Mein Ex-Partner hat die Kinder regelmäßig an den Wochenenden. Die Väter picken sich ja gerne die Wochenenden raus. Wo in der Früh kein Wecker läutet, wo kein Arzttermin, kein Zeitdruck ist, keine Hausaufgaben zu machen sind.
Unterschiedliche Lebensweisen akzeptieren!
Ich denke, ganz entscheidend für die Situation ist es, wie der Vater und die Mutter zueinander stehen. Ob sie es schaffen als Eltern zu kooperieren - oder eben nicht. Gestern zum Beispiel: Die Kinder waren in der Früh erkältet.
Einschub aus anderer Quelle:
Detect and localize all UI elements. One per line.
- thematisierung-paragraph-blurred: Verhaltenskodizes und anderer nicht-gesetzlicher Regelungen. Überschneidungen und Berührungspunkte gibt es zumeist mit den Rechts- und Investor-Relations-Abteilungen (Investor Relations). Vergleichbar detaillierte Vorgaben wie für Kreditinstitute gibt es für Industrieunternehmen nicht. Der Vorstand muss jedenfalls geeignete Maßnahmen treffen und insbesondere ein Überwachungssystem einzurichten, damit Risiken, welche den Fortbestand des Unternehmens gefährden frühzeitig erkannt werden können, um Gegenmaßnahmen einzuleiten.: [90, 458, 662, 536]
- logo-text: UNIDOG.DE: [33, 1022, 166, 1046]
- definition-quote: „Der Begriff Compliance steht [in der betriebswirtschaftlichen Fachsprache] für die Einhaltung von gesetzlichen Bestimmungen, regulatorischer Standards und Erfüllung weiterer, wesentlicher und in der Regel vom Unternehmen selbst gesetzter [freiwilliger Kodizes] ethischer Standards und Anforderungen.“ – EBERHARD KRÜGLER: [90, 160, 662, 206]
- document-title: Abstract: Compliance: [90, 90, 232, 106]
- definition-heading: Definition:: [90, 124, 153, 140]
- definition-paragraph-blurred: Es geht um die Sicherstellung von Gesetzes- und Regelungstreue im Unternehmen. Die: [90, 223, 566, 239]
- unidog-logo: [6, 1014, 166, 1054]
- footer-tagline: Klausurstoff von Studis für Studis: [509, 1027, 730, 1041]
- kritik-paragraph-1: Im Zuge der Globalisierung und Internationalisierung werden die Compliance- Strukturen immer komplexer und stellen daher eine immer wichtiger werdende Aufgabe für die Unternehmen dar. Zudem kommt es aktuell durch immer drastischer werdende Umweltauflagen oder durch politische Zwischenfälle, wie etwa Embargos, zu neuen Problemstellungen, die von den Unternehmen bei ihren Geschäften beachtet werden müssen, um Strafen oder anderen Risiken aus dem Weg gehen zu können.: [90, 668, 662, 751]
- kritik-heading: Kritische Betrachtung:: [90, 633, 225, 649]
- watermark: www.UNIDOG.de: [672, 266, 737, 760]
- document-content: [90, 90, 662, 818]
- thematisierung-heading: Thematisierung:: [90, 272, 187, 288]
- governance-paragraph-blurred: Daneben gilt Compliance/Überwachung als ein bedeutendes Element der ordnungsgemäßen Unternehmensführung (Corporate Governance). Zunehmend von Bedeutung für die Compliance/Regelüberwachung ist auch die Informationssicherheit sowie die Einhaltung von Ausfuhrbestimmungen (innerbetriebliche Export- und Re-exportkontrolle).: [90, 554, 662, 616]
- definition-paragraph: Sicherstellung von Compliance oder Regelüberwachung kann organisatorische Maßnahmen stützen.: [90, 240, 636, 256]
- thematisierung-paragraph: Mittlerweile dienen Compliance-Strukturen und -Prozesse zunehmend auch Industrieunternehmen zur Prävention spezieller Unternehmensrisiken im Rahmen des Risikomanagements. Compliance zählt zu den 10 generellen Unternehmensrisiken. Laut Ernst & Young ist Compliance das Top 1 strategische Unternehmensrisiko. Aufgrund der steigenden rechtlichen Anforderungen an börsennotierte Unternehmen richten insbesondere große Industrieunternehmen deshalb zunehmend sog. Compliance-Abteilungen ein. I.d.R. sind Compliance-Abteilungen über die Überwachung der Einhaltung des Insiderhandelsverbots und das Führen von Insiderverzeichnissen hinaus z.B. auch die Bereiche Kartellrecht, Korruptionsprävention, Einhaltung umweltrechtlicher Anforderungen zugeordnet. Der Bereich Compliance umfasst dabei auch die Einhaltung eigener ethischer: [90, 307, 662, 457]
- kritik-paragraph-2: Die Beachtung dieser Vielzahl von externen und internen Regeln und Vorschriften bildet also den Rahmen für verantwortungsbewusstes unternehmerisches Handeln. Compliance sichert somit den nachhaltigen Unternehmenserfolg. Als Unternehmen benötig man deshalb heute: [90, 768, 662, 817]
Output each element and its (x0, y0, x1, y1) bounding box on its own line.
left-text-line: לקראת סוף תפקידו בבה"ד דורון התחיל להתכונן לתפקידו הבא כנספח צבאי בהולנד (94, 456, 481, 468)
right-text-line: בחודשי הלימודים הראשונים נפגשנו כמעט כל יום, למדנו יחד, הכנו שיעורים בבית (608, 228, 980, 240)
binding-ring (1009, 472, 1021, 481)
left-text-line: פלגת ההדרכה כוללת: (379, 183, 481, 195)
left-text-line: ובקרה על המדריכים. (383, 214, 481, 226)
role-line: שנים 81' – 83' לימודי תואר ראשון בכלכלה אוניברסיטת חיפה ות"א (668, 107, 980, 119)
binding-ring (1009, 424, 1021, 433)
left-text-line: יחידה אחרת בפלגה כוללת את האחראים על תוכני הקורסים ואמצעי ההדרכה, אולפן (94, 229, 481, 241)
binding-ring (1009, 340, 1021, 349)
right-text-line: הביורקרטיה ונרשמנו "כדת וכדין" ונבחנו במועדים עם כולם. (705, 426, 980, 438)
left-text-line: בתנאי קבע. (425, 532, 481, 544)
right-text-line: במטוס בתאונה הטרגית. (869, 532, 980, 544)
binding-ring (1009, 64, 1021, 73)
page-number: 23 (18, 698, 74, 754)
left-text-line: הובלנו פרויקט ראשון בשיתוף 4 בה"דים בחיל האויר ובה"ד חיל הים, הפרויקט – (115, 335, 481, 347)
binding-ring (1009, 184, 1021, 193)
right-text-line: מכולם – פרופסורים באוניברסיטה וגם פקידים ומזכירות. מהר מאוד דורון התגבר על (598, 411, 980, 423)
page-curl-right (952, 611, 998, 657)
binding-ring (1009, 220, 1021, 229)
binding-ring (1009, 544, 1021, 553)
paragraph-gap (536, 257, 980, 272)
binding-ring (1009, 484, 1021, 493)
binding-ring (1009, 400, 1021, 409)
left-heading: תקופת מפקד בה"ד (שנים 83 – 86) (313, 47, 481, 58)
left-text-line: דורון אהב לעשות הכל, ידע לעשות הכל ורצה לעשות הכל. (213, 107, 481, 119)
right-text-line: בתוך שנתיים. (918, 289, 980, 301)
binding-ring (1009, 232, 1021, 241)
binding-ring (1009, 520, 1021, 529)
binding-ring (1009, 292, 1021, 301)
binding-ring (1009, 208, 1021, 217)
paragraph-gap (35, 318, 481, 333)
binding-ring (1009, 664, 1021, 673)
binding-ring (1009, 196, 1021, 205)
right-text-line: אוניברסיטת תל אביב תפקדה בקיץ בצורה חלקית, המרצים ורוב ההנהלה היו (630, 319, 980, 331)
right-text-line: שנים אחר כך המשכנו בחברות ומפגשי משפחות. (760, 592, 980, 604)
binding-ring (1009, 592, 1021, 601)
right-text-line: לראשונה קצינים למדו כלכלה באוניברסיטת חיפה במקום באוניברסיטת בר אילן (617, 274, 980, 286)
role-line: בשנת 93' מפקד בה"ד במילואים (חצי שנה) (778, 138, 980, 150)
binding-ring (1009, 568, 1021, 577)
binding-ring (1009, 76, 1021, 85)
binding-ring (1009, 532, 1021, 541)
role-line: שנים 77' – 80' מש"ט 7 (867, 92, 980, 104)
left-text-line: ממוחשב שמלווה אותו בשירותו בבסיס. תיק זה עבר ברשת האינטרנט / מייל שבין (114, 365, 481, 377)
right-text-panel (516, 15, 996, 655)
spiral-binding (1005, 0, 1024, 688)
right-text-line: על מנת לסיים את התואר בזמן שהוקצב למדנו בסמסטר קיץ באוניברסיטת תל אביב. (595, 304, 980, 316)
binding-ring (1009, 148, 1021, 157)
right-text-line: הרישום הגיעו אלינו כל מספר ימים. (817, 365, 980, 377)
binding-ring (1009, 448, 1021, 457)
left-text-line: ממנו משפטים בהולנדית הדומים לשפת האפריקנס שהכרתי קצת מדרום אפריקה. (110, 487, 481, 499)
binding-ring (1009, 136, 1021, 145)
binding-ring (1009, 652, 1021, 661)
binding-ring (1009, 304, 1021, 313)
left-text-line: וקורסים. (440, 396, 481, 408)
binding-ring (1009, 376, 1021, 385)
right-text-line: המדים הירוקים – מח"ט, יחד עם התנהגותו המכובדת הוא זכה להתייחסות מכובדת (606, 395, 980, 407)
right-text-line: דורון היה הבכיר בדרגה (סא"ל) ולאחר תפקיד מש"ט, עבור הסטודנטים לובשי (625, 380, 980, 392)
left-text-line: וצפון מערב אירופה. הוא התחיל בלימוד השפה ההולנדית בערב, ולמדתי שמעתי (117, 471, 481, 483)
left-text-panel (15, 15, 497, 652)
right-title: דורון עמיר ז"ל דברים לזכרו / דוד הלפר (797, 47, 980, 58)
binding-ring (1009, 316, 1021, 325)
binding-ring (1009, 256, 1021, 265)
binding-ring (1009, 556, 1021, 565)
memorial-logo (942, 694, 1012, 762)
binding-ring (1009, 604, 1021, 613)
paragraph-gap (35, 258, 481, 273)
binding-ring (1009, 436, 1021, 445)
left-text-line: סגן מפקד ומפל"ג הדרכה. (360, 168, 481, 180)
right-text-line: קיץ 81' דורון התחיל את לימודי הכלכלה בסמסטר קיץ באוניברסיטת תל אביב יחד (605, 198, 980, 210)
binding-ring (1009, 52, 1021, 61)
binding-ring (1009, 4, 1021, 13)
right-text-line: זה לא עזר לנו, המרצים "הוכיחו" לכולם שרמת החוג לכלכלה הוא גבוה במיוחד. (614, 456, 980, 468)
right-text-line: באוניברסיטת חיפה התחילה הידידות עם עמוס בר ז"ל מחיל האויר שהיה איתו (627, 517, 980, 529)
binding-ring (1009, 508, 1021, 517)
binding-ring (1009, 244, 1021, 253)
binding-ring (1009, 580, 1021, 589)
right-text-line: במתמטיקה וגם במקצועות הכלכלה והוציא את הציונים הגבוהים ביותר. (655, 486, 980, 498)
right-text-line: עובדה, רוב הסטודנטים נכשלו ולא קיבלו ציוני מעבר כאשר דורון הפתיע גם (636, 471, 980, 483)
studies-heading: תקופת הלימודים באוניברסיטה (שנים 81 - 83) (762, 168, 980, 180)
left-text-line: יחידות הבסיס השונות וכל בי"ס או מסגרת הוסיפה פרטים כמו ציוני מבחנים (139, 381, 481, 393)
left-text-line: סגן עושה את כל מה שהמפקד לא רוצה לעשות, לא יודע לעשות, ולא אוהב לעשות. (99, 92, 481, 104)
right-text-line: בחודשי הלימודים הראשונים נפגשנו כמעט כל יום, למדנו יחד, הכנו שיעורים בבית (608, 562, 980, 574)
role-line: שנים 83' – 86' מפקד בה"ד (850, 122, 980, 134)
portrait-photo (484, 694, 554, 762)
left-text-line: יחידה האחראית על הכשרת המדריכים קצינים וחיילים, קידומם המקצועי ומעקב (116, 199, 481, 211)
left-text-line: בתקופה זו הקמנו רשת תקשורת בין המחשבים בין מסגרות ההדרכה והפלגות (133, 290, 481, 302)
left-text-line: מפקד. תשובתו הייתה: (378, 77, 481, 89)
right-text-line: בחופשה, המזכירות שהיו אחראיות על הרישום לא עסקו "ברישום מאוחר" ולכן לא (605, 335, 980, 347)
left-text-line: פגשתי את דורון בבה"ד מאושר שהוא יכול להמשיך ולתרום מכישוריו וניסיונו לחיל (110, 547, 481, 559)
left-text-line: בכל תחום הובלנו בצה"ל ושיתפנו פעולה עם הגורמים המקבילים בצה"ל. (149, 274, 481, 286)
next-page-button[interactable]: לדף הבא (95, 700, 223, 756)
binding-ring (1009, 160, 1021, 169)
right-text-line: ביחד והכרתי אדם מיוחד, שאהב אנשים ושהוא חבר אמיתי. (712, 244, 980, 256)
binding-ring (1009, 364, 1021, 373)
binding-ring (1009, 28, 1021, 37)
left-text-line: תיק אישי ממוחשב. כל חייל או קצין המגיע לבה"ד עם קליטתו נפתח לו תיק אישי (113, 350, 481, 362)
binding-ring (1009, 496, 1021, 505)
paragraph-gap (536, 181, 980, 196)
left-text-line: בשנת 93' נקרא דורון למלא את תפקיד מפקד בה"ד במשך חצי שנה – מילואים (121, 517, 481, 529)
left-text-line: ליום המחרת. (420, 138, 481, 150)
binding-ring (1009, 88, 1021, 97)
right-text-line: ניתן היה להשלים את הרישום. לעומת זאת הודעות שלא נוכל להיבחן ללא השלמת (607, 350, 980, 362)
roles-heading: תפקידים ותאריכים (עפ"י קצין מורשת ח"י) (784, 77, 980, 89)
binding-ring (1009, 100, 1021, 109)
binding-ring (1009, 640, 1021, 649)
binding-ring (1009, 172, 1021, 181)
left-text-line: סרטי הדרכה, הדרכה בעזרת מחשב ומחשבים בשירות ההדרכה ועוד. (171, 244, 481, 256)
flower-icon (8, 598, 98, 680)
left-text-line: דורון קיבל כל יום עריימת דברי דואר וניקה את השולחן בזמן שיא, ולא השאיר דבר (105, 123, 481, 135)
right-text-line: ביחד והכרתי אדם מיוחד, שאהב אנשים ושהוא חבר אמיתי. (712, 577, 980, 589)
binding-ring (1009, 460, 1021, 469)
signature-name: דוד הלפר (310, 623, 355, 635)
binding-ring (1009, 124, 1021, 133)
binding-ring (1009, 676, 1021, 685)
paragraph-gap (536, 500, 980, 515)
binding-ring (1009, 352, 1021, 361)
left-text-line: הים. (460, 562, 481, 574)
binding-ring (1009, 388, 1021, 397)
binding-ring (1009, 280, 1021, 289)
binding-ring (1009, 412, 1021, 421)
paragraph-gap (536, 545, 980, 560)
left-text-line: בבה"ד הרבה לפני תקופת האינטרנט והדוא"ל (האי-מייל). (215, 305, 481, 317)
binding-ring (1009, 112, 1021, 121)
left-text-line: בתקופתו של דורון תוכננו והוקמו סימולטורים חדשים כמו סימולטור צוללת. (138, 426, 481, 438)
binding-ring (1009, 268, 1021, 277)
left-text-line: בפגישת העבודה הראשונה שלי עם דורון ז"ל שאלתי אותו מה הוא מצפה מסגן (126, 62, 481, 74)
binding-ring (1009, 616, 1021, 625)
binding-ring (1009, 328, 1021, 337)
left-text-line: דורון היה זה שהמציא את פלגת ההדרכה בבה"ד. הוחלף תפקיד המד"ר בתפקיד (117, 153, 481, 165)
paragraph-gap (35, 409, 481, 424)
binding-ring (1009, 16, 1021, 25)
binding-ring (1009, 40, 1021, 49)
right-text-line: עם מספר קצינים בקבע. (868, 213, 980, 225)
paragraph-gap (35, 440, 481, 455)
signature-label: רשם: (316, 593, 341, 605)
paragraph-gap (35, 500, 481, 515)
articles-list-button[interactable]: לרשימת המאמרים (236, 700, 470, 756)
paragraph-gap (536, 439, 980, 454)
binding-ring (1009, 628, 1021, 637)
Es war Montag. Da bringt er sie normalerweise morgens in die Schule. Um halb eins kam ein Anruf mit unterdrückter Nummer, da kann ich immer davon ausgehen, dass er das ist. Mehr nicht. Am Nachmittag fahre ich in den Hort, um die Kinder abzuholen. Und die Erzieherin schaut mich an wie ein Auto und meint: Ihre Kinder sind doch krank. Heftig! Er hat sie in der Schule entschuldigt, er hat sie im Hort entschuldigt. Ich habe ihn mehrfach zurückgerufen. Er ist nicht ans Telefon gegangen, hat keine SMS geschickt. Diese Störfeuer, die da kommen, kosten viel Kraft.
Meine erste und größte Forderung an die Politik ist, dass das Ehegattensplitting abgeschafft wird und dass der Steuervorteil dahin kommt, wo Kinder sind. Egal in welcher Konstellation. Und von der Gesellschaft, von anderen Eltern, wünsche ich mir einfach, dass Diversität mehr akzeptiert wird. Ich lese gerade das Buch von Michelle Obama, in dem sie unter anderem beschreibt, wieviel Kraft es sie gekostet hat, dass sie als Schwarze beim Studium in Harvard zu einer Randgruppe gezählt hat. Ich fühle mich nicht als Randgruppe, aber ich werde als Alleinerziehende so betrachtet. Weil alles, was nicht der Norm entspricht, ob sexuelle Orientierung, Hautfarbe oder Familienkonstellation, erstmal beäugt wird. Es soll jeder so leben und so sein wie er will! Warum kann man das nicht einfach so stehen lassen?